Um justified raising his valuation range on Apple based on the company’s recent additions to its iPhone carrier portfolio. According to Um, Apple “seems to have gotten more aggressive in the last six months on a relative basis” after recently adding seven more iPhone carriers. The Wells Fargo analyst noted that Apple now has 323 iPhone carriers, up from the 316 it had last month. However, the increasing number of iPhone carriers becomes even more apparent when looking at the data from last year. Apple only had 280 iPhone carriers in October of 2013, according to data cited by Um. Apple’s increased number of carrier partners followed “a fairly stable 2011/2012” when the number of carriers did not change dramatically.
As noted by Um, this increase in the number of carriers is a double-edged sword for some aspects of Apple’s iPhone business, especially since many of the new carriers specialize in prepaid wireless services. “Apple iPhone units likely benefited from the large increase in carriers,” wrote Um. “Though ASP [average selling price] may have been affected by a skew to smaller or prepaid focused carriers.”
Although the addition of prepaid carriers will likely boost the sales of Apple’s lower end legacy devices, Um believes that the seasonal iPhone sell-in during the June quarter could offset the impact on ASP, while the company’s overall sales numbers will likely grow. Um also noted that “there aren’t many negative catalysts through the fall” when Apple is expected to unveil new iPhone models and possibly new product categories.

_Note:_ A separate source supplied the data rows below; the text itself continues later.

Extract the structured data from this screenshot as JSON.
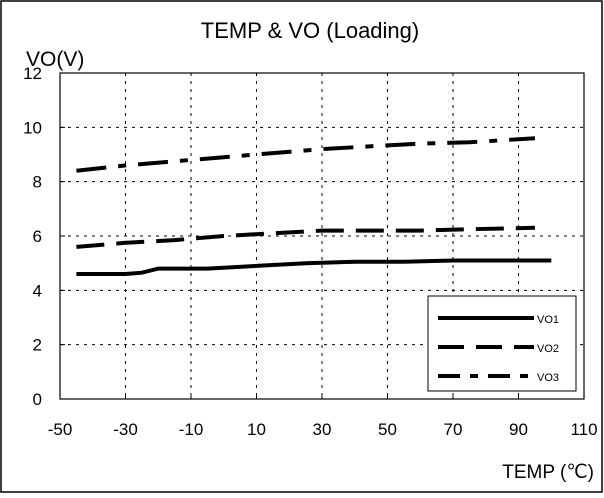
{
  "chart_data": {
    "type": "line",
    "title": "TEMP & VO (Loading)",
    "xlabel": "TEMP (℃)",
    "ylabel": "VO(V)",
    "xlim": [
      -50,
      110
    ],
    "ylim": [
      0,
      12
    ],
    "xticks": [
      -50,
      -30,
      -10,
      10,
      30,
      50,
      70,
      90,
      110
    ],
    "yticks": [
      0,
      2,
      4,
      6,
      8,
      10,
      12
    ],
    "grid": true,
    "legend_position": "bottom-right",
    "series": [
      {
        "name": "VO1",
        "style": "solid",
        "x": [
          -45,
          -30,
          -25,
          -20,
          -5,
          10,
          25,
          40,
          55,
          70,
          85,
          100
        ],
        "y": [
          4.6,
          4.6,
          4.65,
          4.8,
          4.8,
          4.9,
          5.0,
          5.05,
          5.05,
          5.1,
          5.1,
          5.1
        ]
      },
      {
        "name": "VO2",
        "style": "dash",
        "x": [
          -45,
          -30,
          -15,
          0,
          15,
          30,
          45,
          60,
          75,
          95
        ],
        "y": [
          5.6,
          5.75,
          5.85,
          6.0,
          6.1,
          6.2,
          6.2,
          6.2,
          6.25,
          6.3
        ]
      },
      {
        "name": "VO3",
        "style": "dashdot",
        "x": [
          -45,
          -30,
          -15,
          0,
          15,
          30,
          45,
          60,
          75,
          95
        ],
        "y": [
          8.4,
          8.6,
          8.75,
          8.9,
          9.05,
          9.2,
          9.3,
          9.4,
          9.45,
          9.6
        ]
      }
    ]
  }
}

Despite his rosy picture of Apple’s near-term future, Um still believes that Apple will eventually need to choose between ASP/margin and units, since the analyst doesn’t believe the iPhone maker can maintain both. He also reiterated his investment thesis that focuses on concerns about gross margin pressure in the iPhone 6 cycle, limited market cap opportunity in existing product segments, and a shifting balance of power in the smartphone market that favors wireless operators.
Um issued a note earlier this week that expressed skepticism about the benefits that Apple could derive from its recently confirmed $3 billion acquisition of Beats Electronics. The Wells Fargo analyst described Beats as a “defensive” asset and noted that Apple should be acquiring “offensive assets” with an eye on the long-term future of its business. However, investors appear to have embraced Apple’s acquisition move and the stock has once again set a new one-year high of $643.99 in trading today.

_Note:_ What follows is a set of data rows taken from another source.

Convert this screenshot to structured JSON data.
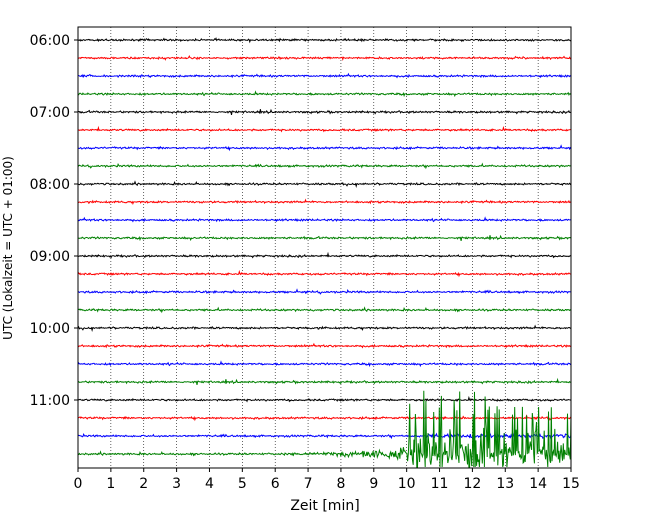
{
  "chart_data": {
    "type": "line",
    "subtype": "helicorder (seismogram drum plot)",
    "title": "",
    "xlabel": "Zeit  [min]",
    "ylabel": "UTC (Lokalzeit = UTC + 01:00)",
    "xlim": [
      0,
      15
    ],
    "x_ticks": [
      "0",
      "1",
      "2",
      "3",
      "4",
      "5",
      "6",
      "7",
      "8",
      "9",
      "10",
      "11",
      "12",
      "13",
      "14",
      "15"
    ],
    "y_ticks": [
      "06:00",
      "07:00",
      "08:00",
      "09:00",
      "10:00",
      "11:00"
    ],
    "grid": "vertical dotted lines at each minute",
    "trace_colors": [
      "#000000",
      "#ff0000",
      "#0000ff",
      "#008000"
    ],
    "traces": [
      {
        "start": "06:00",
        "color": "#000000",
        "amplitude": "low"
      },
      {
        "start": "06:15",
        "color": "#ff0000",
        "amplitude": "low"
      },
      {
        "start": "06:30",
        "color": "#0000ff",
        "amplitude": "low"
      },
      {
        "start": "06:45",
        "color": "#008000",
        "amplitude": "low"
      },
      {
        "start": "07:00",
        "color": "#000000",
        "amplitude": "low"
      },
      {
        "start": "07:15",
        "color": "#ff0000",
        "amplitude": "low"
      },
      {
        "start": "07:30",
        "color": "#0000ff",
        "amplitude": "low"
      },
      {
        "start": "07:45",
        "color": "#008000",
        "amplitude": "low"
      },
      {
        "start": "08:00",
        "color": "#000000",
        "amplitude": "low"
      },
      {
        "start": "08:15",
        "color": "#ff0000",
        "amplitude": "low"
      },
      {
        "start": "08:30",
        "color": "#0000ff",
        "amplitude": "low"
      },
      {
        "start": "08:45",
        "color": "#008000",
        "amplitude": "low"
      },
      {
        "start": "09:00",
        "color": "#000000",
        "amplitude": "low"
      },
      {
        "start": "09:15",
        "color": "#ff0000",
        "amplitude": "low"
      },
      {
        "start": "09:30",
        "color": "#0000ff",
        "amplitude": "low"
      },
      {
        "start": "09:45",
        "color": "#008000",
        "amplitude": "low"
      },
      {
        "start": "10:00",
        "color": "#000000",
        "amplitude": "low"
      },
      {
        "start": "10:15",
        "color": "#ff0000",
        "amplitude": "low"
      },
      {
        "start": "10:30",
        "color": "#0000ff",
        "amplitude": "low"
      },
      {
        "start": "10:45",
        "color": "#008000",
        "amplitude": "low"
      },
      {
        "start": "11:00",
        "color": "#000000",
        "amplitude": "low"
      },
      {
        "start": "11:15",
        "color": "#ff0000",
        "amplitude": "low"
      },
      {
        "start": "11:30",
        "color": "#0000ff",
        "amplitude": "low",
        "note": "small wiggles from ~10.5 min"
      },
      {
        "start": "11:45",
        "color": "#008000",
        "amplitude": "event",
        "event_onset_min": 6.2,
        "event_strong_min": 10.0,
        "event_end_min": 15
      }
    ]
  }
}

Um wasn’t the only analyst to raise their price target on Apple on Friday, although the other analysts cited different reasons for their price target increases. Goldman Sachs raised its price target on Apple to $720 from $635, while Argus raised its price target to $700 from $610, according to MarketWatch. Both firms also maintained a “Buy” rating on Apple. Goldman Sachs cited upcoming product refreshes, as well as the possibility of new innovations such as automated home products, a mobile payments service, and a health monitoring wearable tech product. On the other hand, Argus cited Apple’s recent acquisition of Beats and noted that Beats Music will vastly improve the company’s overall music business.